2010/07/24

O cestinho

Portugal atravessa hoje uma crise que todos somos obrigados a reconhecer. Muitos atribuem a origem dessa crise, não a aspectos conjunturais resultantes de problemas financeiros originados por um qualquer desacerto de gestão, doméstico ou ocorrido alhures, mas a aspectos estruturais, a uma crise, sim, mas de identidade e de rumo do país. Têm razão.
O país está como aquelas criaturas que vemos por aí vivendo ao sabor das circunstâncias, sem desígnio, virando-se para onde "estiver a dar".
Todos nós conhecemos certamente muita gente com projecto de vida, muita gente determinada e lutadora, muita gente que vive vida própria, independente, mas o país, esta entidade colectiva, não tem direcção, nem independência.
Não é a crise do subprime ou o problema da dívida soberana que nos corrói. É, de facto, a total falta de rumo colectivo. Todos os outros problemas vêm daí.  
Não me perguntem a mim o que fazer porque eu sou só compositor... Mas, perguntem aos imbecis que nos dirigem, aos que detêm o poder e aos que vigiam o exercício desse poder, o que raio andam eles a fazer! 

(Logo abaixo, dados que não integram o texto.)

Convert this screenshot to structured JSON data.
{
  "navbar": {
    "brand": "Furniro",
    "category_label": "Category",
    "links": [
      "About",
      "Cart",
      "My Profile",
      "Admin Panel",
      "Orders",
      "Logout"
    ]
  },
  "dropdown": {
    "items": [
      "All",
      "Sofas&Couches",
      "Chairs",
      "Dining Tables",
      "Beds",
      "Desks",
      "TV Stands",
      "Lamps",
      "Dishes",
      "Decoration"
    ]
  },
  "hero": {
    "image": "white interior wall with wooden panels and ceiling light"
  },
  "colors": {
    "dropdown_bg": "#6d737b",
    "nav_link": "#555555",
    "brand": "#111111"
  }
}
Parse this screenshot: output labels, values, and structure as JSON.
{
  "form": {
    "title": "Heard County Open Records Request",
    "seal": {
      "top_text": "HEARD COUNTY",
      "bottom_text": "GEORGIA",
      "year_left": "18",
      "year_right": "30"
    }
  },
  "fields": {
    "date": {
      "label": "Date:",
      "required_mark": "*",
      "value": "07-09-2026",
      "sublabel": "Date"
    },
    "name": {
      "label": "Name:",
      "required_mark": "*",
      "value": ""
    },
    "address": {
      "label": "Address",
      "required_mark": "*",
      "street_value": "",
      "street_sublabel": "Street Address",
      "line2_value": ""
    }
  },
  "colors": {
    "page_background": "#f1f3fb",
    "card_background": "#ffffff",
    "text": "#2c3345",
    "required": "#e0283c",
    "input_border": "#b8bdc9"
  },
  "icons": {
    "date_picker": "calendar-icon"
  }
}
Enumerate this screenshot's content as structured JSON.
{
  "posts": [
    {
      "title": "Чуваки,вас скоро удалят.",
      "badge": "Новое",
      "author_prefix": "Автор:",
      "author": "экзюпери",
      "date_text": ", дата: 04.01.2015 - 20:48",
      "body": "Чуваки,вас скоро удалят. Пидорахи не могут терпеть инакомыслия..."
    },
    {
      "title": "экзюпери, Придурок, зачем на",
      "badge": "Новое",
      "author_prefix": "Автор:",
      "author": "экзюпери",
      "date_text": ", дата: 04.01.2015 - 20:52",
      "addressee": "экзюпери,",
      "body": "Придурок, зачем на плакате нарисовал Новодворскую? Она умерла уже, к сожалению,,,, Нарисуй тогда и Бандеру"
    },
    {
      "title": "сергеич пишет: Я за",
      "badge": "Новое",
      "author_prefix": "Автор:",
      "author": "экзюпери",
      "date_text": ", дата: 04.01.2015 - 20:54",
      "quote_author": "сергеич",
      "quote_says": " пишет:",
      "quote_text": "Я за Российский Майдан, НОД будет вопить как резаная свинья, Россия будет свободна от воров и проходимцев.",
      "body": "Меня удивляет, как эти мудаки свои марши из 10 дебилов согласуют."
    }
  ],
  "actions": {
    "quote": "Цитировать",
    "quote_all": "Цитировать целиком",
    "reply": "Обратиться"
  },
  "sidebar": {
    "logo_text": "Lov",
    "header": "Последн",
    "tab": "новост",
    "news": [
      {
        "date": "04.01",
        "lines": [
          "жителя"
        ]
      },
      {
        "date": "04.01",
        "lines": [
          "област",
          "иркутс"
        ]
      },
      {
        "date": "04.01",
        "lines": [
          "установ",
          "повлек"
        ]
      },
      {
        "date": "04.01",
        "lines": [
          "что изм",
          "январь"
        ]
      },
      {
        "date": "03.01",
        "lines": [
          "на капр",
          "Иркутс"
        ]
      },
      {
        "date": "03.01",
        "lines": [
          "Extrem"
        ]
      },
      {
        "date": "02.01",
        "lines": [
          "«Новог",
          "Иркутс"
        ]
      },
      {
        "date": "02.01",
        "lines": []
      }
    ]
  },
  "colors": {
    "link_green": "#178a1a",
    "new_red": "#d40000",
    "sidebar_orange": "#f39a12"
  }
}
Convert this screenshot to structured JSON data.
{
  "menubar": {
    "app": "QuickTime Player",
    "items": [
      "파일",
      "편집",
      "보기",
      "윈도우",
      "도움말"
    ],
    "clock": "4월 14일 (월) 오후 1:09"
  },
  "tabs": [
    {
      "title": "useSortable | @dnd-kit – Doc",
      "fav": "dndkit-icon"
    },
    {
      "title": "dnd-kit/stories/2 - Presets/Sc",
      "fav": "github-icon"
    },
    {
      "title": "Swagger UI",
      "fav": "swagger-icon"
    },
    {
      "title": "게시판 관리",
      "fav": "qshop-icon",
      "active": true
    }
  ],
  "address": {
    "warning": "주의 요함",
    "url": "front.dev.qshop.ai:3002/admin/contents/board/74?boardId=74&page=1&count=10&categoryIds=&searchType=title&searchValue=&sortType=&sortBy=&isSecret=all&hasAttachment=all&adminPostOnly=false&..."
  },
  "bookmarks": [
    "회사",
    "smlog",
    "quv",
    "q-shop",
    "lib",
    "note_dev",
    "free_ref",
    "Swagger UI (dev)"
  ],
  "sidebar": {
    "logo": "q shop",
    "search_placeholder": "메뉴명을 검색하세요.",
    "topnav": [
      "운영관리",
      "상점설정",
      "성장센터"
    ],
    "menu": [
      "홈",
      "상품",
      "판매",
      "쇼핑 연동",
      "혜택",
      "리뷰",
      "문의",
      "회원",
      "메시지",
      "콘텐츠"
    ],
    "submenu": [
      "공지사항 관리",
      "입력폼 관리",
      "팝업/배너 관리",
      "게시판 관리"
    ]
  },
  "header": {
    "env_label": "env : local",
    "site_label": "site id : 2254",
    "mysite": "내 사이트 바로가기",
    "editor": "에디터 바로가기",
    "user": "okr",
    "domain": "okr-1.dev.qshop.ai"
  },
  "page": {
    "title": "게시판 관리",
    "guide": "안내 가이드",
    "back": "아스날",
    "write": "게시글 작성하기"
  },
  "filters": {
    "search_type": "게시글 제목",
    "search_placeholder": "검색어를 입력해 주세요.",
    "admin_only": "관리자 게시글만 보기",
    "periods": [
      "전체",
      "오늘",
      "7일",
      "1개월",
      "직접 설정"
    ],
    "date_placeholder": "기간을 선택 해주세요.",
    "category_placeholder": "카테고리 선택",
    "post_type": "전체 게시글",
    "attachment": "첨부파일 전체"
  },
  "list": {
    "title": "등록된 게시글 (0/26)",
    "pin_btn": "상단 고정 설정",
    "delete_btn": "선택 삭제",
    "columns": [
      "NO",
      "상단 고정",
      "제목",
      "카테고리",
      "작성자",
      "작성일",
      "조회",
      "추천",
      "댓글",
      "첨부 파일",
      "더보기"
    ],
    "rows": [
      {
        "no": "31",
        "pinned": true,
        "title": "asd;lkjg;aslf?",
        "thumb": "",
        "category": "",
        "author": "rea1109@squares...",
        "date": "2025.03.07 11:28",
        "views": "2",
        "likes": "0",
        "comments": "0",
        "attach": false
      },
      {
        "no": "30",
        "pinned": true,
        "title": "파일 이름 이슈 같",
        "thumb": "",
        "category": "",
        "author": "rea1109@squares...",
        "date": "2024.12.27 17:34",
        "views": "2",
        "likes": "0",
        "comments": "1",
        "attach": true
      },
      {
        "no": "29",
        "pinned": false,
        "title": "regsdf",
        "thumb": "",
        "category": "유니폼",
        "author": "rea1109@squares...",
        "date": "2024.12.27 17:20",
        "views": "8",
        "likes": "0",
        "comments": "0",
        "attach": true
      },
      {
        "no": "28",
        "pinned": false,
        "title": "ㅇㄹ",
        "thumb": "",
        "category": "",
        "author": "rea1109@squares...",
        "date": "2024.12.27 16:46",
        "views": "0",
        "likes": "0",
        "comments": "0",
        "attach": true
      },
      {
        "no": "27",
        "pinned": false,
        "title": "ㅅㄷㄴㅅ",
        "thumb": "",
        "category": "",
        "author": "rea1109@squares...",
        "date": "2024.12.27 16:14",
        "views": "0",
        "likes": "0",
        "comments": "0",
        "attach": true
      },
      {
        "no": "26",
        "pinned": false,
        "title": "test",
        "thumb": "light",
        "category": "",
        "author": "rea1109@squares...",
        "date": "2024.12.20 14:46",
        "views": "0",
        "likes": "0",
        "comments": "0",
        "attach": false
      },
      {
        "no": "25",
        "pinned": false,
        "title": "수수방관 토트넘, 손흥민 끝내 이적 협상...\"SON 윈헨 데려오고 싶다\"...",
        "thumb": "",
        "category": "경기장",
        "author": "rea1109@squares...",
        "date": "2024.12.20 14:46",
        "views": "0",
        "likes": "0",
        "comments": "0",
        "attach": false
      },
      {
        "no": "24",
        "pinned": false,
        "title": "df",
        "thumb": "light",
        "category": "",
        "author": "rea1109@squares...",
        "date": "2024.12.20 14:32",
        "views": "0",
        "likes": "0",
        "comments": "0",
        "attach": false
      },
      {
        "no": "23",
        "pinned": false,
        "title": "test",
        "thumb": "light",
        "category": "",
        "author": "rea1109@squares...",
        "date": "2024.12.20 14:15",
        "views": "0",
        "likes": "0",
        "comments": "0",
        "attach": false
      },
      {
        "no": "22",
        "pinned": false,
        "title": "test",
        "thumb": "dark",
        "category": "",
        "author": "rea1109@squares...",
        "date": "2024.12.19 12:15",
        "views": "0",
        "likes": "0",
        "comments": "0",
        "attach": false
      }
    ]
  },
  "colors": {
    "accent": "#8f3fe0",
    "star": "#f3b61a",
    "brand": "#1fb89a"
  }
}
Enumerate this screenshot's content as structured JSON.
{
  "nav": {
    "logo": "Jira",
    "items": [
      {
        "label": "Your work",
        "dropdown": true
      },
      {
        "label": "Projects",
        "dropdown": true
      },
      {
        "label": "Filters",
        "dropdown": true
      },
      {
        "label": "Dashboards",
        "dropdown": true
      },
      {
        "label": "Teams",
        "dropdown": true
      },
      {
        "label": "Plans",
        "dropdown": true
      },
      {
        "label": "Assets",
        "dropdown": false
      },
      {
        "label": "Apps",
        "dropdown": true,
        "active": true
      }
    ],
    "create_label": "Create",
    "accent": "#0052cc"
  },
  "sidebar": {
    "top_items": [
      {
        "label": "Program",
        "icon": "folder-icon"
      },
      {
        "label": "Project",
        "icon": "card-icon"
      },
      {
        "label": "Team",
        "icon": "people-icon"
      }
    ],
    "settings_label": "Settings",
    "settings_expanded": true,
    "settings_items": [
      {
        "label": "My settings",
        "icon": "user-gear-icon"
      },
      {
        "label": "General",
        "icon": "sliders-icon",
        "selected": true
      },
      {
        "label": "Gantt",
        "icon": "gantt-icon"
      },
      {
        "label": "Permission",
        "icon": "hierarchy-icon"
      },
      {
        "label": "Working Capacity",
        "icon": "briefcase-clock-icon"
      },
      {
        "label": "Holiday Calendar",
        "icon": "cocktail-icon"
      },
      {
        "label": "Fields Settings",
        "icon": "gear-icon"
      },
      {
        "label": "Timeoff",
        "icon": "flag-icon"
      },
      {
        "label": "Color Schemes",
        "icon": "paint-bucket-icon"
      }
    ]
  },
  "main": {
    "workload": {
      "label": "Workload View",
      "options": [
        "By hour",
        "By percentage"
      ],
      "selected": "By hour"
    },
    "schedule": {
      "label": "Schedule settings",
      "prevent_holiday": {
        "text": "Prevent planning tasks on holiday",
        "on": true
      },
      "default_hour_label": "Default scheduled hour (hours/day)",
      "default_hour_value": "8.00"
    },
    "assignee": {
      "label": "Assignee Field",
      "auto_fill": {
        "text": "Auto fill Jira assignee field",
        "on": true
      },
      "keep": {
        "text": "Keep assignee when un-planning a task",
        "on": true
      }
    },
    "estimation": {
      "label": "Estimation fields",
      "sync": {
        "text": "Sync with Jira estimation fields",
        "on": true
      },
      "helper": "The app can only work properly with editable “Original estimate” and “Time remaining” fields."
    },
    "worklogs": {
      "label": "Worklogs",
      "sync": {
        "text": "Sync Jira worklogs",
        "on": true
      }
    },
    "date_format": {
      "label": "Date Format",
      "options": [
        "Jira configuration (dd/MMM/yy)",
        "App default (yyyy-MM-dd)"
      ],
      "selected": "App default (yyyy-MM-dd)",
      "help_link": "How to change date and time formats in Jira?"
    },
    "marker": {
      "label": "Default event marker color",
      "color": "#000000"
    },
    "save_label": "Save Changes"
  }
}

Deixa-me verdadeiramente entristecido ver que face às imensas dificuldades, ao aprofundamento das desigualdades e à manifesta ausência de soluções competentes, as entidades oficiais e organizações civis se remetam a uma lógica de mão estendida.
A Igreja Católica não encontra melhor solução do que pedir o dízimo aos fiéis, neste caso, a solução ridícula do tal fundo para acudir aos "mais necessitados". É claro que a Igreja tem sempre esta solução fácil de fazer passar o cestinho para a malta lá deitar umas moedas. Não se interroga sobre a origem dessas moedas, nem dá na sua doutrina valor ao modo como foram ganhas. O dinheiro, para a Igreja Católica, cai literalmente do céu. Como, enquanto instituição, não cria riqueza, a solução que encontra para quando a massa começa a faltar é passar o cestinho. 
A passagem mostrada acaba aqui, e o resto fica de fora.